Reminding Others of the Importance of Self Care
In January, Migraine.com is focusing on #SelfCareAware, a concept that many of us ignore. We are too busy trying to make up for the get togethers, baseball games or work days we missed while incapacitated by a migraine attack. How can we possibly justify taking an hour or god-forbid an entire day just for us.
A chance meeting
I recently had the privilege to ride in an Uber with an amazing woman who clearly needed to be reminded to take care of herself. As we weaved through Philadelphia, traffic extended our time together to almost an hour, giving us time to get to know each other.
A woman in her early 60’s, my driver told me that years ago she was hit by a car while on the job as a crossing guard. Multiple surgeries, physical therapy and failed pain management left her disabled. Although on Social Security Disability, she is allowed to make a certain amount of money each month (just as I am) and she chose to drive with Uber.

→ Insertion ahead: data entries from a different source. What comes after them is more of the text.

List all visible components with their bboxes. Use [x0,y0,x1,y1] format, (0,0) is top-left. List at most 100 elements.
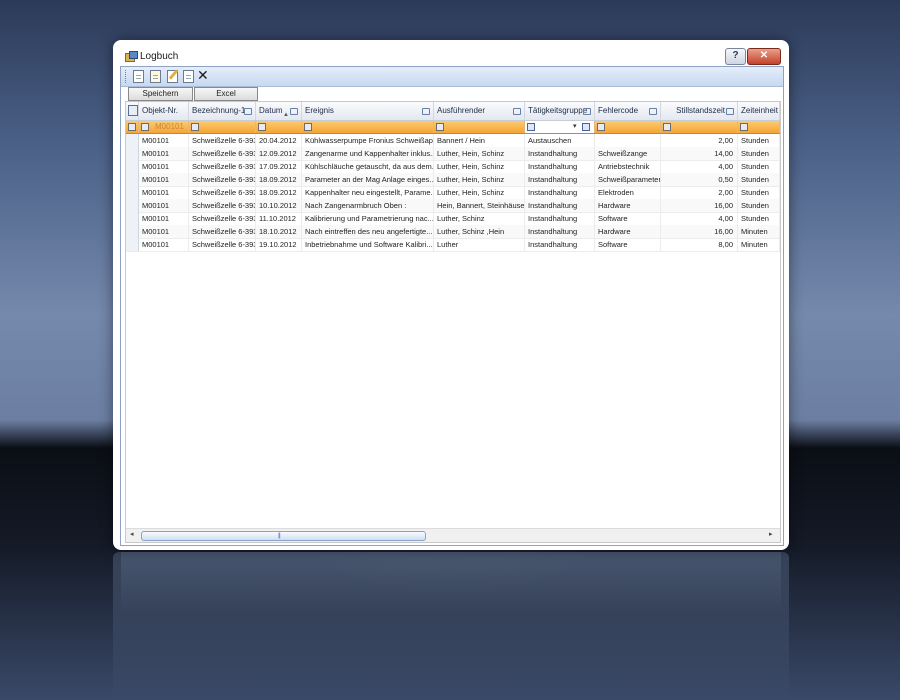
filter-operator-icon[interactable] [663,123,671,131]
table-cell-einheit[interactable]: Stunden [738,160,780,173]
row-selector[interactable] [126,173,139,186]
table-cell-gruppe[interactable]: Instandhaltung [525,225,595,238]
filter-cell-taetigkeitsgruppe[interactable]: ▾ [525,121,595,133]
edit-document-icon[interactable] [167,70,178,83]
table-cell-einheit[interactable]: Stunden [738,173,780,186]
delete-icon[interactable]: ✕ [197,68,209,82]
row-selector[interactable] [126,160,139,173]
table-cell-fehler[interactable]: Elektroden [595,186,661,199]
table-row[interactable]: M00101 Schweißzelle 6-393 11.10.2012 Kalibr… [126,212,780,226]
table-cell-ereignis[interactable]: Nach eintreffen des neu angefertigte... [302,225,434,238]
filter-operator-icon[interactable] [597,123,605,131]
excel-export-button[interactable]: Excel [194,87,258,101]
table-cell-gruppe[interactable]: Instandhaltung [525,186,595,199]
scrollbar-thumb[interactable]: ||| [141,531,426,541]
row-selector[interactable] [126,147,139,160]
table-cell-bez[interactable]: Schweißzelle 6-393 [189,134,256,147]
table-cell-zeit[interactable]: 4,00 [661,212,738,225]
table-cell-ausf[interactable]: Luther, Hein, Schinz [434,173,525,186]
table-cell-zeit[interactable]: 16,00 [661,199,738,212]
close-button[interactable]: ✕ [747,48,781,65]
row-selector[interactable] [126,134,139,147]
horizontal-scrollbar[interactable]: ◂ ||| ▸ [126,528,780,542]
open-document-icon[interactable] [150,70,161,83]
table-cell-gruppe[interactable]: Instandhaltung [525,212,595,225]
scroll-left-icon[interactable]: ◂ [130,530,134,538]
table-cell-ereignis[interactable]: Kappenhalter neu eingestellt, Parame... [302,186,434,199]
table-cell-objekt[interactable]: M00101 [139,238,189,251]
table-cell-datum[interactable]: 12.09.2012 [256,147,302,160]
table-row[interactable]: M00101 Schweißzelle 6-393 20.04.2012 Kühlwa… [126,134,780,148]
filter-cell-datum[interactable] [256,121,302,133]
filter-clear-icon[interactable] [582,123,590,131]
table-cell-ausf[interactable]: Luther, Schinz ,Hein [434,225,525,238]
table-cell-objekt[interactable]: M00101 [139,212,189,225]
table-cell-einheit[interactable]: Minuten [738,238,780,251]
filter-cell-bezeichnung[interactable] [189,121,256,133]
table-cell-bez[interactable]: Schweißzelle 6-393 [189,160,256,173]
filter-cell-ausfuehrender[interactable] [434,121,525,133]
toolbar-grip[interactable] [125,70,128,83]
table-cell-ereignis[interactable]: Kühlwasserpumpe Fronius Schweißap... [302,134,434,147]
table-cell-zeit[interactable]: 0,50 [661,173,738,186]
table-row[interactable]: M00101 Schweißzelle 6-393 12.09.2012 Zangen… [126,147,780,161]
table-cell-bez[interactable]: Schweißzelle 6-393 [189,147,256,160]
dropdown-arrow-icon[interactable]: ▾ [573,121,577,133]
table-cell-objekt[interactable]: M00101 [139,173,189,186]
pin-icon[interactable] [513,108,521,115]
table-cell-datum[interactable]: 18.09.2012 [256,186,302,199]
table-cell-bez[interactable]: Schweißzelle 6-393 [189,238,256,251]
table-cell-ereignis[interactable]: Kühlschläuche getauscht, da aus dem... [302,160,434,173]
column-header-taetigkeitsgruppe[interactable]: Tätigkeitsgruppe [525,102,595,120]
pin-icon[interactable] [244,108,252,115]
table-row[interactable]: M00101 Schweißzelle 6-393 18.09.2012 Parame… [126,173,780,187]
column-header-zeiteinheit[interactable]: Zeiteinheit [738,102,780,120]
table-cell-ausf[interactable]: Luther, Hein, Schinz [434,147,525,160]
table-cell-einheit[interactable]: Stunden [738,134,780,147]
filter-operator-icon[interactable] [258,123,266,131]
save-button[interactable]: Speichern [128,87,193,101]
table-cell-ereignis[interactable]: Parameter an der Mag Anlage einges... [302,173,434,186]
column-header-ereignis[interactable]: Ereignis [302,102,434,120]
table-cell-bez[interactable]: Schweißzelle 6-393 [189,212,256,225]
row-selector[interactable] [126,199,139,212]
filter-operator-icon[interactable] [141,123,149,131]
table-cell-einheit[interactable]: Stunden [738,212,780,225]
table-row[interactable]: M00101 Schweißzelle 6-393 10.10.2012 Nach Z… [126,199,780,213]
filter-cell-zeiteinheit[interactable] [738,121,780,133]
row-selector[interactable] [126,225,139,238]
filter-cell-ereignis[interactable] [302,121,434,133]
table-cell-ausf[interactable]: Luther, Schinz [434,212,525,225]
table-cell-gruppe[interactable]: Instandhaltung [525,147,595,160]
table-row[interactable]: M00101 Schweißzelle 6-393 18.09.2012 Kappen… [126,186,780,200]
table-cell-ausf[interactable]: Luther [434,238,525,251]
table-cell-bez[interactable]: Schweißzelle 6-393 [189,199,256,212]
filter-operator-icon[interactable] [740,123,748,131]
table-cell-fehler[interactable] [595,134,661,147]
table-cell-fehler[interactable]: Schweißzange [595,147,661,160]
row-selector[interactable] [126,212,139,225]
table-cell-einheit[interactable]: Stunden [738,186,780,199]
table-cell-objekt[interactable]: M00101 [139,186,189,199]
filter-operator-icon[interactable] [527,123,535,131]
table-cell-datum[interactable]: 17.09.2012 [256,160,302,173]
table-cell-gruppe[interactable]: Instandhaltung [525,173,595,186]
title-bar[interactable]: Logbuch ? ✕ [113,40,789,66]
table-cell-datum[interactable]: 11.10.2012 [256,212,302,225]
table-cell-objekt[interactable]: M00101 [139,199,189,212]
table-cell-datum[interactable]: 10.10.2012 [256,199,302,212]
table-cell-ereignis[interactable]: Zangenarme und Kappenhalter inklus... [302,147,434,160]
table-cell-zeit[interactable]: 2,00 [661,186,738,199]
table-cell-gruppe[interactable]: Austauschen [525,134,595,147]
table-cell-zeit[interactable]: 8,00 [661,238,738,251]
table-cell-gruppe[interactable]: Instandhaltung [525,199,595,212]
column-chooser-icon[interactable] [128,105,138,116]
column-header-objekt-nr[interactable]: Objekt-Nr. [139,102,189,120]
table-cell-einheit[interactable]: Stunden [738,199,780,212]
filter-operator-icon[interactable] [191,123,199,131]
pin-icon[interactable] [290,108,298,115]
column-chooser-cell[interactable] [126,102,139,120]
filter-clear-icon[interactable] [128,123,136,131]
table-cell-zeit[interactable]: 4,00 [661,160,738,173]
pin-icon[interactable] [649,108,657,115]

I had mentioned I was in town to be admitted to the hospital for a week, without giving specifics. She opened up about how her family doesn’t understand the pain she deals with every day. She still had adult children living with her and grandchildren that she often cared for alone. Clearly a nurturing person, she felt unappreciated and taken advantage of by those closest to her. They did not grasp how draining it is to care of them all, make money on the side and deal with chronic pain daily.
Enlightening a stranger
She said she also needed a shoulder replacement that her doctor kept insisting that she wait a few more years. Yet, she said there were days she couldn’t do the dishes because of the pain. After listening to her, I finally cut her off. “Your doctor isn’t listening to you. You need a second opinion. There is no reason for you to be in that much pain for two or three more years.” I went on to ask if she got cortisone shots? She said she used to and they helped but she didn’t have time now. The idea of a second opinion or getting cortisone shots was enlightening to her. The thought of getting relief sooner rather than later lifted a weight off that I could feel in the back of the Hyundai Elantra.
Then I told her something she already knew. “You don’t take care of you. And you don’t ask for help. That plus constant pain can make someone resentful and angry.” I heard her sniffle as she marveled at how I hit the nail on the head. I reminded her that she is worthy of living a life with support of her family and a pain management program that makes life enjoyable again.
While she and I don’t share chronic migraine disease, we both have chronic pain. We understood each other. I opened up to her about the real reason I was going to the hospital. Of course she knew someone who had migraine and she immediately felt sympathy for me. While we were talking, I wrote down a few key points I wanted her to feel empowered to do.
- Get a second opinion about shoulder surgery.
- Call immediately to get a cortisone shot.
- Read the Spoon Theory and share it with her family.
- Tell her family she needed help and be specific on how they could help.
I handed this list to her as I got out of the car at the end of the ride. We hugged. I may never hear from her again or know how her story plays out, but I hope she heard my message; take care of yourself. It took me years to learn this. Once I began to focus on myself, I had gained the capacity to be a better person to those I loved.